This is loosely modeled on a portion of chp 11, section 3 of Beardon's Complex Analysis and only requires standard complex analysis knowledge of winding numbers, e.g. written as an integral. With a slightly better knowledge of winding numbers we can see this proof works identically for merely continuous $f$.
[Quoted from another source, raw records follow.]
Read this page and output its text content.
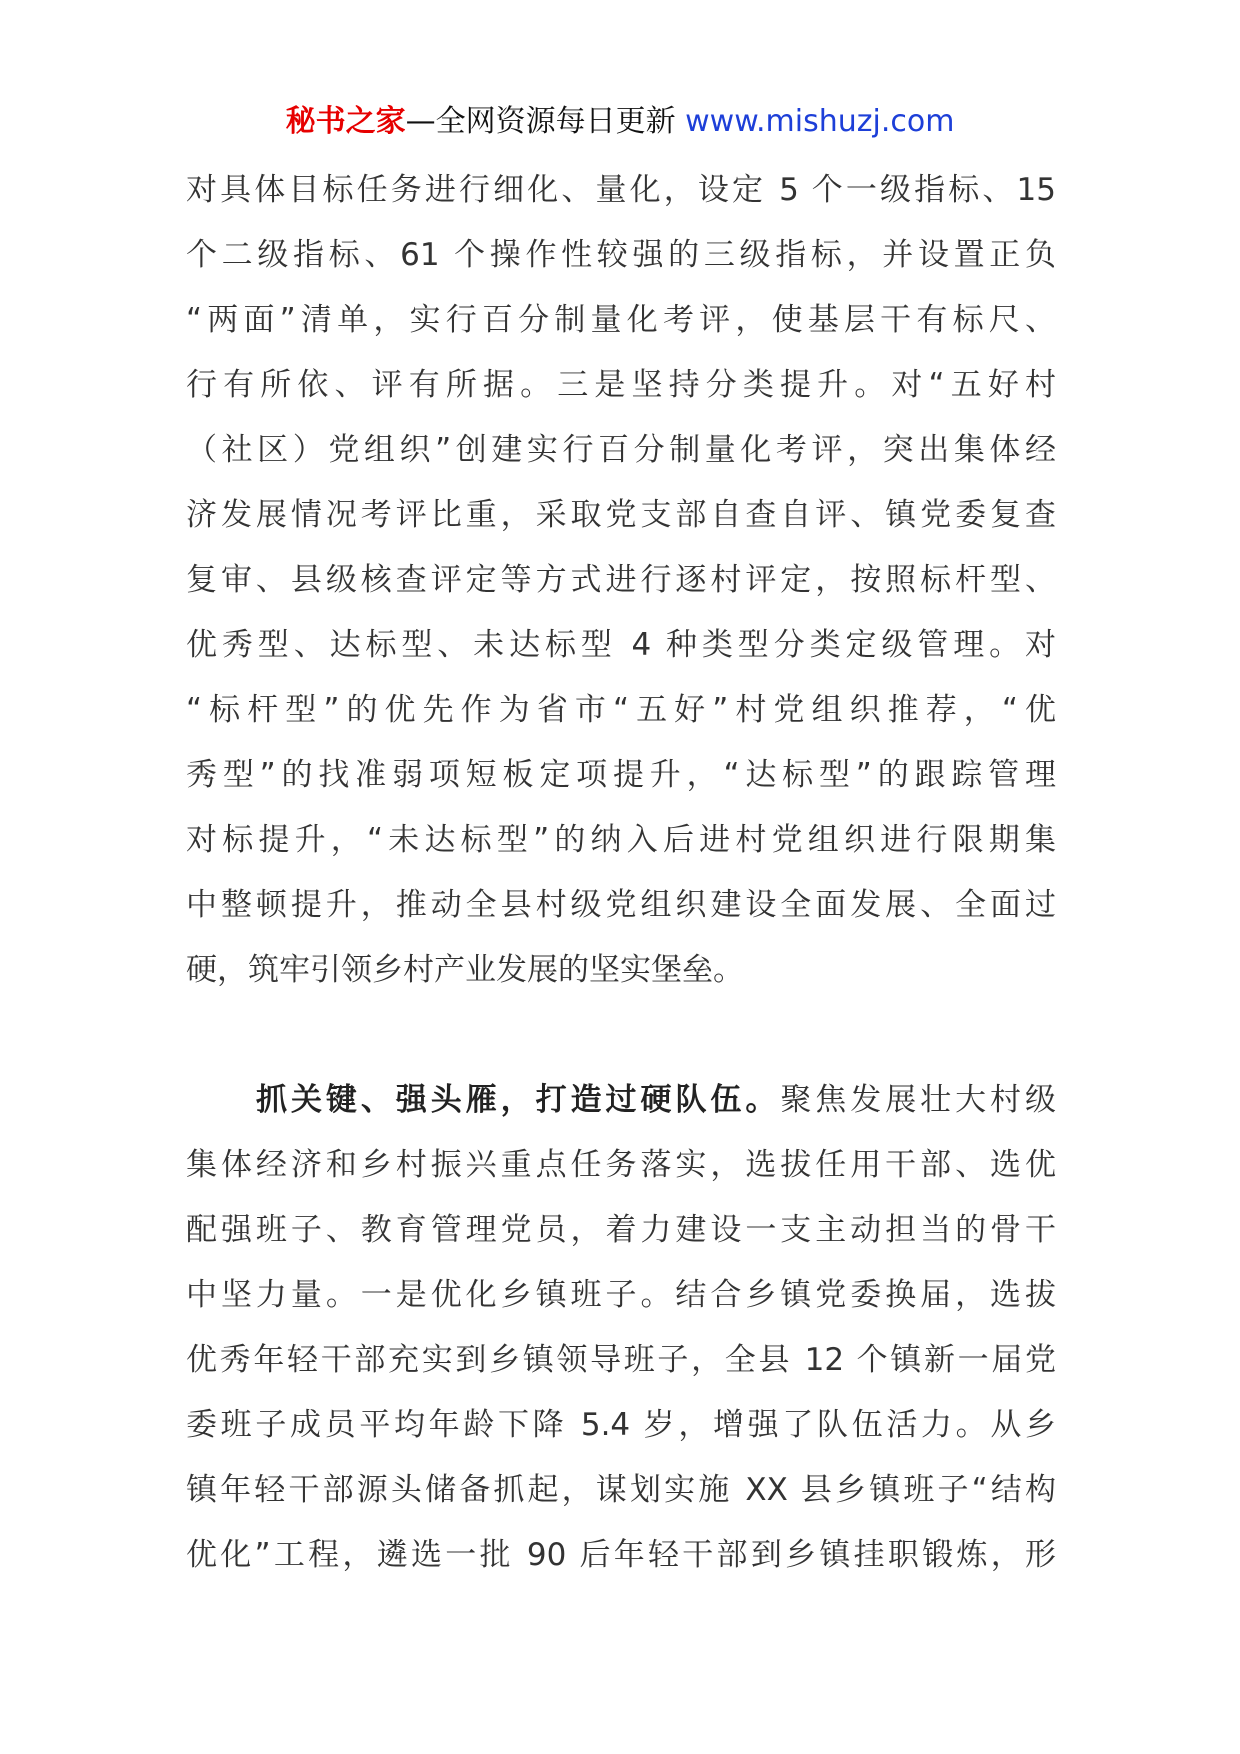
秘书之家—全网资源每日更新 www.mishuzj.com
对具体目标任务进行细化、量化，设定 5 个一级指标、15
个二级指标、61 个操作性较强的三级指标，并设置正负
“两面”清单，实行百分制量化考评，使基层干有标尺、
行有所依、评有所据。三是坚持分类提升。对“五好村
（社区）党组织”创建实行百分制量化考评，突出集体经
济发展情况考评比重，采取党支部自查自评、镇党委复查
复审、县级核查评定等方式进行逐村评定，按照标杆型、
优秀型、达标型、未达标型 4 种类型分类定级管理。对
“标杆型”的优先作为省市“五好”村党组织推荐，“优
秀型”的找准弱项短板定项提升，“达标型”的跟踪管理
对标提升，“未达标型”的纳入后进村党组织进行限期集
中整顿提升，推动全县村级党组织建设全面发展、全面过
硬，筑牢引领乡村产业发展的坚实堡垒。
抓关键、强头雁，打造过硬队伍。聚焦发展壮大村级
集体经济和乡村振兴重点任务落实，选拔任用干部、选优
配强班子、教育管理党员，着力建设一支主动担当的骨干
中坚力量。一是优化乡镇班子。结合乡镇党委换届，选拔
优秀年轻干部充实到乡镇领导班子，全县 12 个镇新一届党
委班子成员平均年龄下降 5.4 岁，增强了队伍活力。从乡
镇年轻干部源头储备抓起，谋划实施 XX 县乡镇班子“结构
优化”工程，遴选一批 90 后年轻干部到乡镇挂职锻炼，形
Let analytic $f:\overline D(0,1)\longrightarrow \mathbb C$ with $f\big(\overline D(0,1)\big)\subseteq \overline D(0,1)$ and define
$g(z):= f(z)-z$
$\gamma(t):=\exp\big(2\pi i \cdot t\big)$ for $t\in [0,1]$

Suppose $f$ does not have a fixed point. Then we may calculate $n\big(g\circ \gamma,0\big)$ two different ways:
(i.) $n\big(g\circ \gamma,0\big)=0$
since $0\not \in g\big(\overline D(0,1)\big)\implies g\Big(p\cdot 0 + (1-p)\cdot z\Big)$ for $p\in [0,1]$ gives homotopy to a point

$h(z):=\frac{ f(z)}{z}-1$ so $g(z)=z\cdot h(z)$
(ii.) $n\big(g\circ \gamma,0\big)=n\big((\gamma)\cdot (h\circ \gamma),0\big)=n\big(\gamma,0\big) + n\big(h\circ \gamma,0\big)=1+n\big(h\circ \gamma,0\big)=1$
$\implies 0=1$.

justification of $n\big(h\circ \gamma,0\big)=0$
$h$ maps the image of $\gamma$ into $\overline D(-1,1)$ i.e. $h(z)=\frac{ f(z)}{z}-1$ and for $\vert z \vert =1$ we know $\big \vert \frac{ f(z)}{z} \big\vert \leq 1$. By assumption of no fixed point we know for $\vert z\vert =1$ that $h(z)\neq 0$ thus $n\big(h\circ \gamma,0\big)$ is well defined and the image of $h\circ\gamma$ does not meet the ray on the real half line, i.e. $[0,+\infty)$ so the winding number about $0$ is $0$.